Thorn develops and trains the analytical models within the Domino platform and uses it to maintain different versions of the Jupyter Notebooks, so the work done by data scientists is documented for other volunteers to pick up on. In addition, multiple people working together on a project can collaborate through the platform. The group uses tools like Slack for direct communication, “but Domino makes it really easy to share a Notebook and for people to comment on it,” van der Dussen said.

Screenshot of Domino Data Lab's data science platform
Domino Data Lab’s data science platform lets users run different analytics tools in separate workspaces.

Oracle puts its money down on data science

Oracle is betting that data science platforms like DataScience.com’s will become a popular technology for organizations that want to manage their advanced analytics processes more effectively. Oracle, which announced the acquisition this month, plans to combine DataScience.com’s platform with its own AI infrastructure and model training tools as part of a data science PaaS offering in the Oracle Cloud.

By buying DataScience.com, Oracle hopes to help users get more out of their analytics efforts — and better position itself as a machine learning vendor against rivals like Amazon Web Services, IBM, Google and Microsoft. Oracle said it will continue to invest in DataScience.com’s technology, with a goal of delivering “more functionality and capabilities at a quicker pace.” It didn’t disclose what it’s paying for the Culver City, Calif., startup.

The workbench platforms centralize work on analytics projects and management of the data science workflow. Data scientists can team up on projects and run various commercial and open source analytics tools to which the platforms connect, then deploy finished models for production applications. The platforms also support data security and governance, plus version control on analytical models.

Cloudera said its upcoming CDSW 1.4 release adds features for tracking and comparing different versions of models during the development and training process, as well as the ability to deploy models as REST APIs embedded in containers for easier integration into dashboards and other applications. DataScience.com, Domino and IBM provide similar functionality in their data science platforms.

Screenshot of Cloudera Data Science Workbench
Cloudera Data Science Workbench uses a sessions concept for running analytics applications.

Choices on data science tools and platforms

Deutsche Telekom AG is offering both CDSW and IBM’s DSX to users of Telekom Data Intelligence Hub, a cloud-based big data analytics service that the telecommunications company is testing with a small number of customers in Europe ahead of a planned rollout during the second half of the year.

Users can also access Jupyter, RStudio and three other open source analytics tools, said Sven Löffler, a business development executive at the Bonn, Germany, company who’s leading the implementation of the analytics service.
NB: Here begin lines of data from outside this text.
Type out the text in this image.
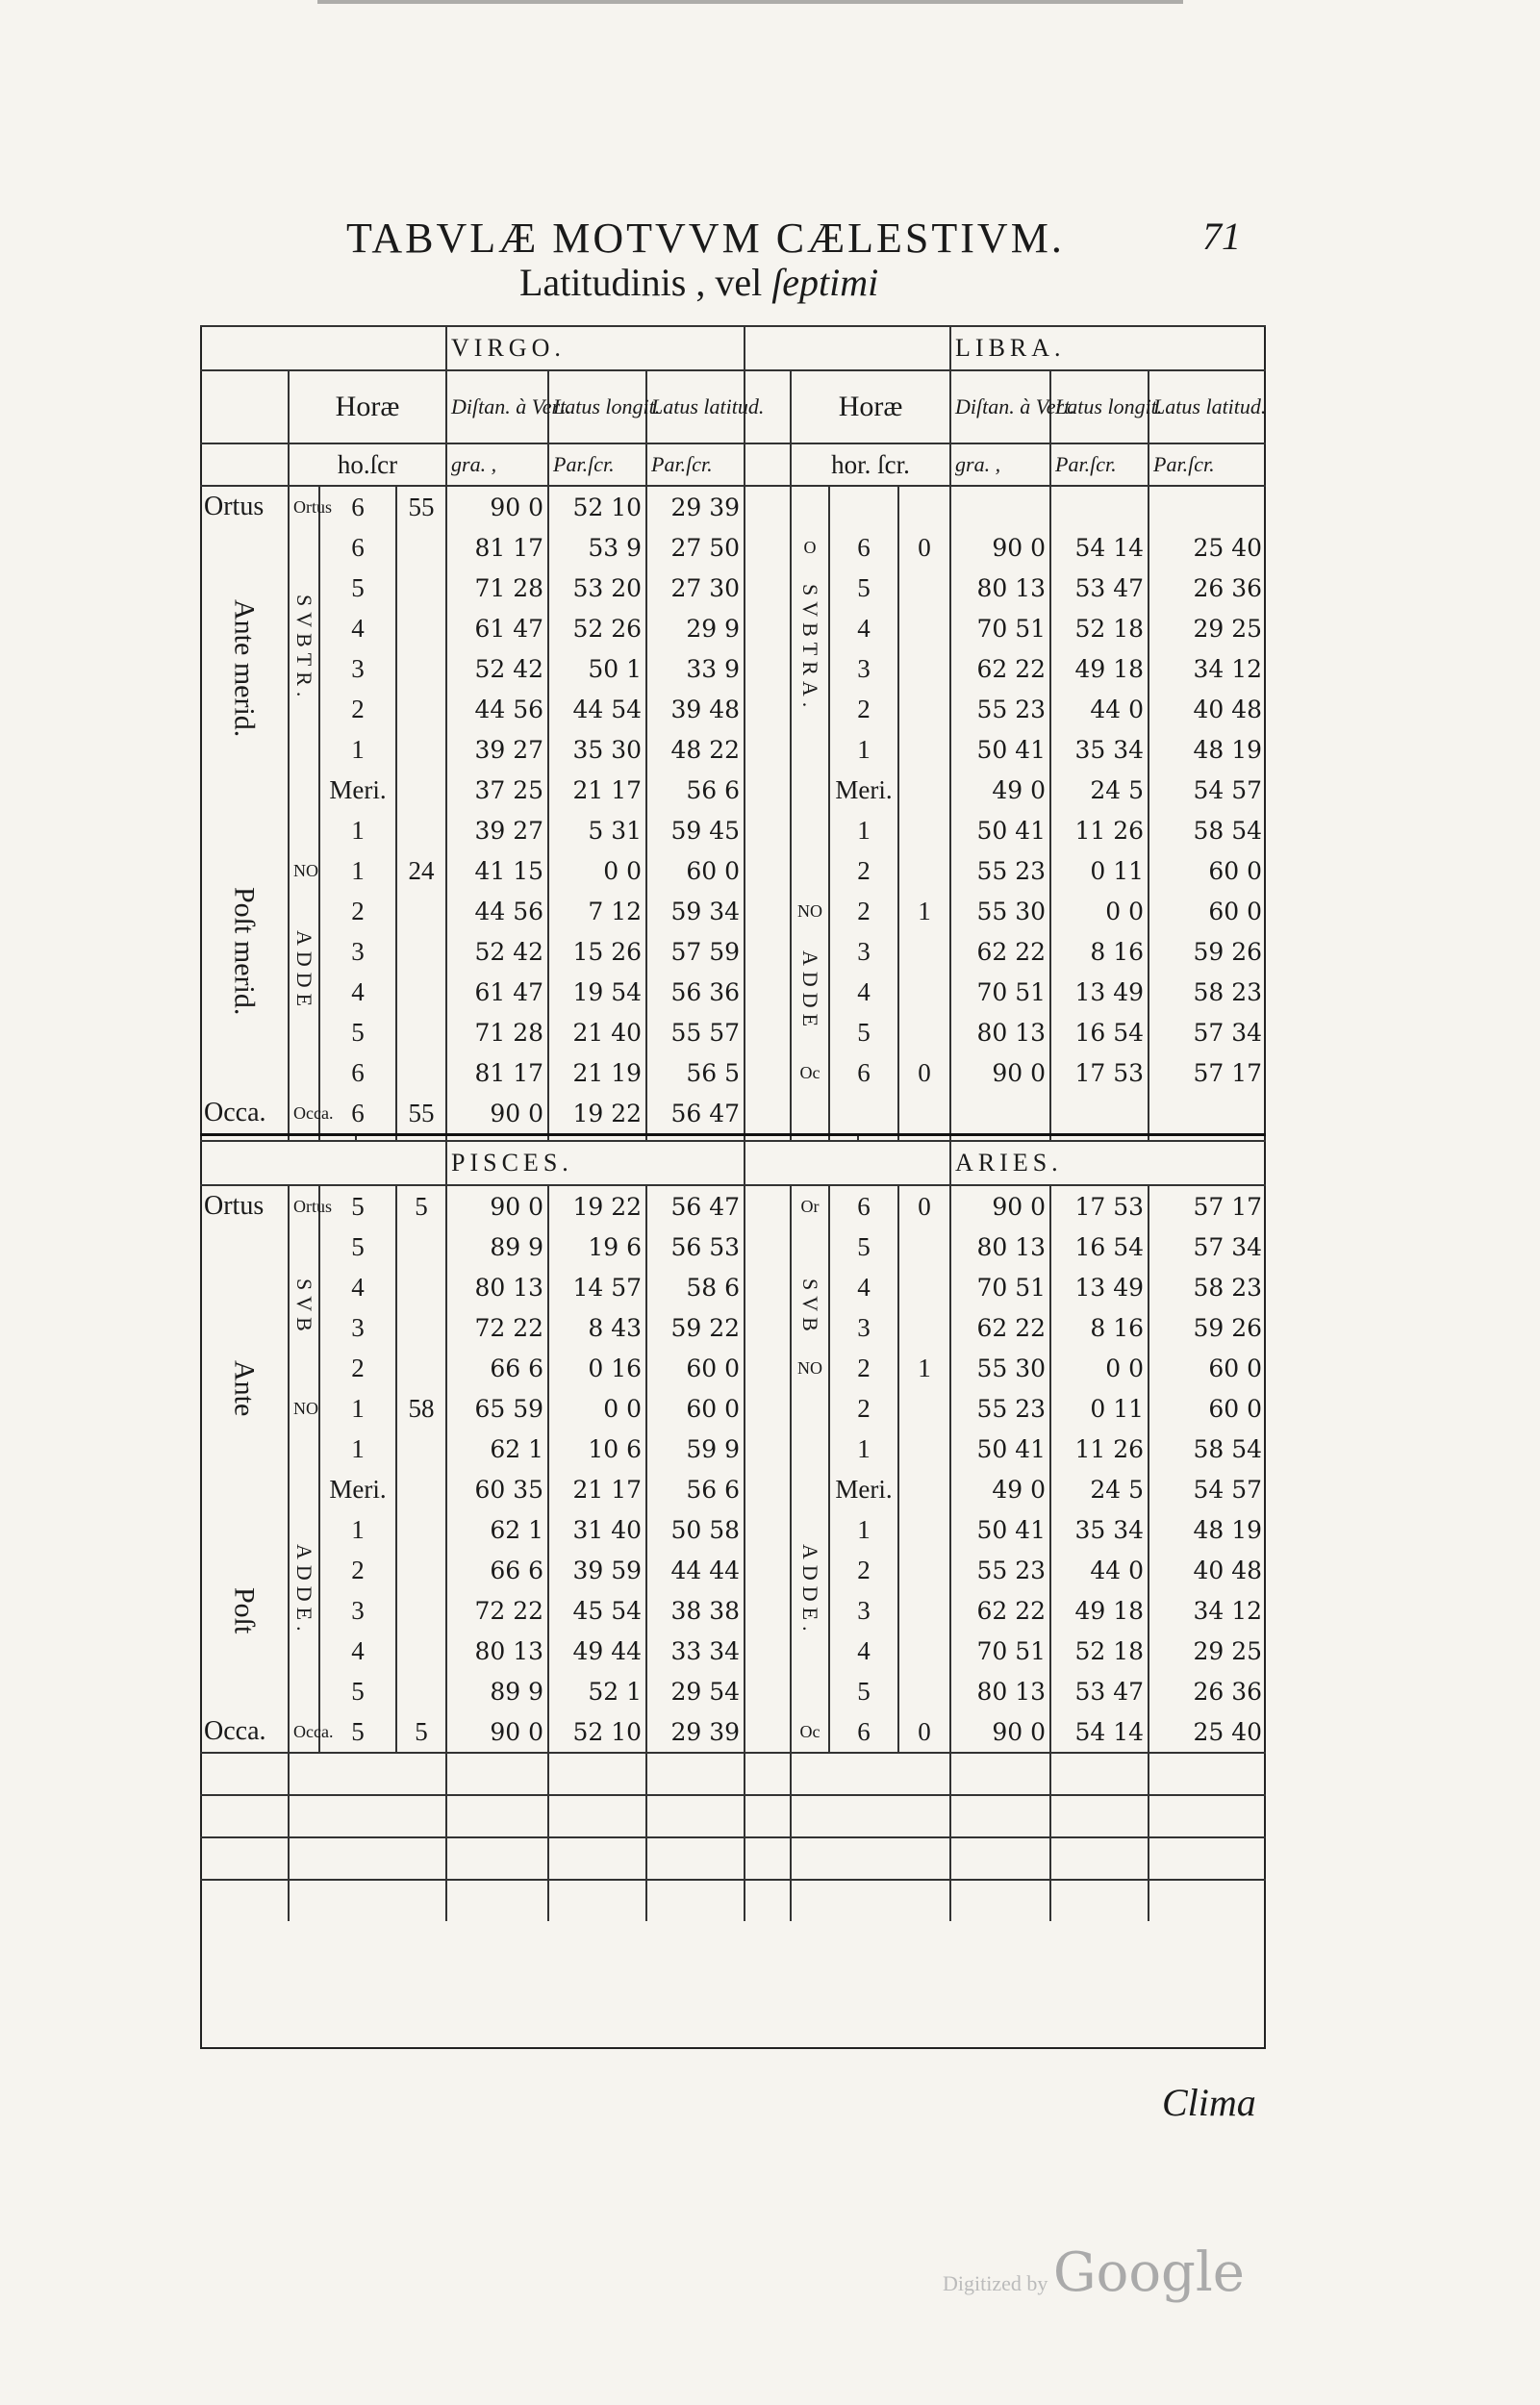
TABVLÆ MOTVVM CÆLESTIVM.	71
Latitudinis , vel ſeptimi
					VIRGO.								LIBRA.		
	Horæ				Diſtan. à Vert.	Latus longit.	Latus latitud.		Horæ				Diſtan. à Vert.	Latus longit.	Latus latitud.
	ho.ſcr				gra. ,	Par.ſcr.	Par.ſcr.		hor. ſcr.				gra. ,	Par.ſcr.	Par.ſcr.
Ortus	Ortus	6		55	90 0	52 10	29 39								
Ante merid.		6			81 17	53 9	27 50		O	6		0	90 0	54 14	25 40
	SVBTR.	5			71 28	53 20	27 30		SVBTRA.	5			80 13	53 47	26 36
		4			61 47	52 26	29 9			4			70 51	52 18	29 25
		3			52 42	50 1	33 9			3			62 22	49 18	34 12
		2			44 56	44 54	39 48			2			55 23	44 0	40 48
		1			39 27	35 30	48 22			1			50 41	35 34	48 19
		Meri.			37 25	21 17	56 6			Meri.			49 0	24 5	54 57
Poſt merid.		1			39 27	5 31	59 45			1			50 41	11 26	58 54
	NO	1		24	41 15	0 0	60 0			2			55 23	0 11	60 0
	ADDE	2			44 56	7 12	59 34		NO	2		1	55 30	0 0	60 0
		3			52 42	15 26	57 59		ADDE	3			62 22	8 16	59 26
		4			61 47	19 54	56 36			4			70 51	13 49	58 23
		5			71 28	21 40	55 57			5			80 13	16 54	57 34
		6			81 17	21 19	56 5		Oc	6		0	90 0	17 53	57 17
Occa.	Occa.	6		55	90 0	19 22	56 47								

					PISCES.								ARIES.		
Ortus	Ortus	5		5	90 0	19 22	56 47		Or	6		0	90 0	17 53	57 17
		5			89 9	19 6	56 53			5			80 13	16 54	57 34
Ante	SVB	4			80 13	14 57	58 6		SVB	4			70 51	13 49	58 23
		3			72 22	8 43	59 22			3			62 22	8 16	59 26
		2			66 6	0 16	60 0		NO	2		1	55 30	0 0	60 0
	NO	1		58	65 59	0 0	60 0			2			55 23	0 11	60 0
		1			62 1	10 6	59 9			1			50 41	11 26	58 54
		Meri.			60 35	21 17	56 6			Meri.			49 0	24 5	54 57
Poſt	ADDE.	1			62 1	31 40	50 58		ADDE.	1			50 41	35 34	48 19
		2			66 6	39 59	44 44			2			55 23	44 0	40 48
		3			72 22	45 54	38 38			3			62 22	49 18	34 12
		4			80 13	49 44	33 34			4			70 51	52 18	29 25
		5			89 9	52 1	29 54			5			80 13	53 47	26 36
Occa.	Occa.	5		5	90 0	52 10	29 39		Oc	6		0	90 0	54 14	25 40

Clima
Digitized by Google
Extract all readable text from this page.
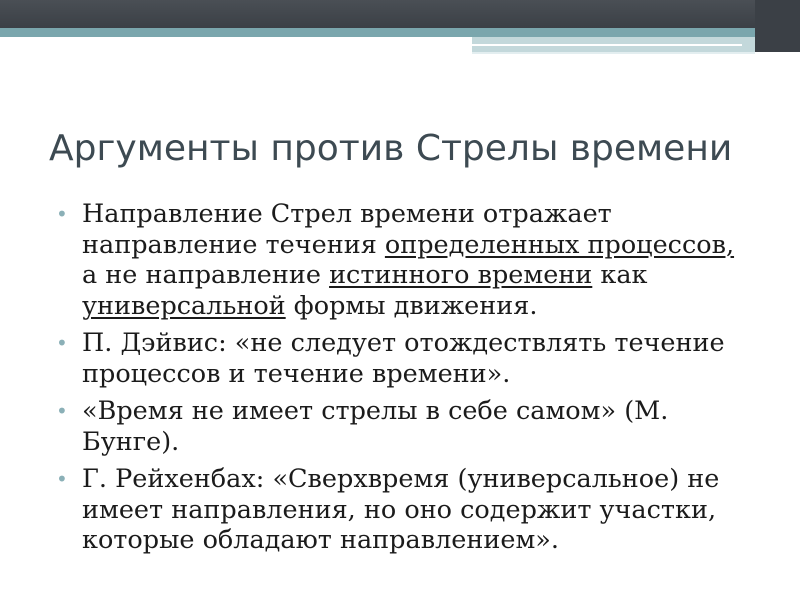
Аргументы против Стрелы времени
• Направление Стрел времени отражает направление течения определенных процессов, а не направление истинного времени как универсальной формы движения.
• П. Дэйвис: «не следует отождествлять течение процессов и течение времени».
• «Время не имеет стрелы в себе самом» (М. Бунге).
• Г. Рейхенбах: «Сверхвремя (универсальное) не имеет направления, но оно содержит участки, которые обладают направлением».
The project team sees benefits in enabling organizations to connect to those tools through the two data science platforms and get “all this sharing and capabilities to work collaboratively with others,” he said.

However, Löffler has heard from some customers that the cost of the platforms could be a barrier compared to working directly with the open source tools as part of the service, which runs in the Microsoft Azure cloud. It’s fed by data pipelines that Deutsche Telekom is building with a new Azure version of Cloudera’s Altus Data Engineering service.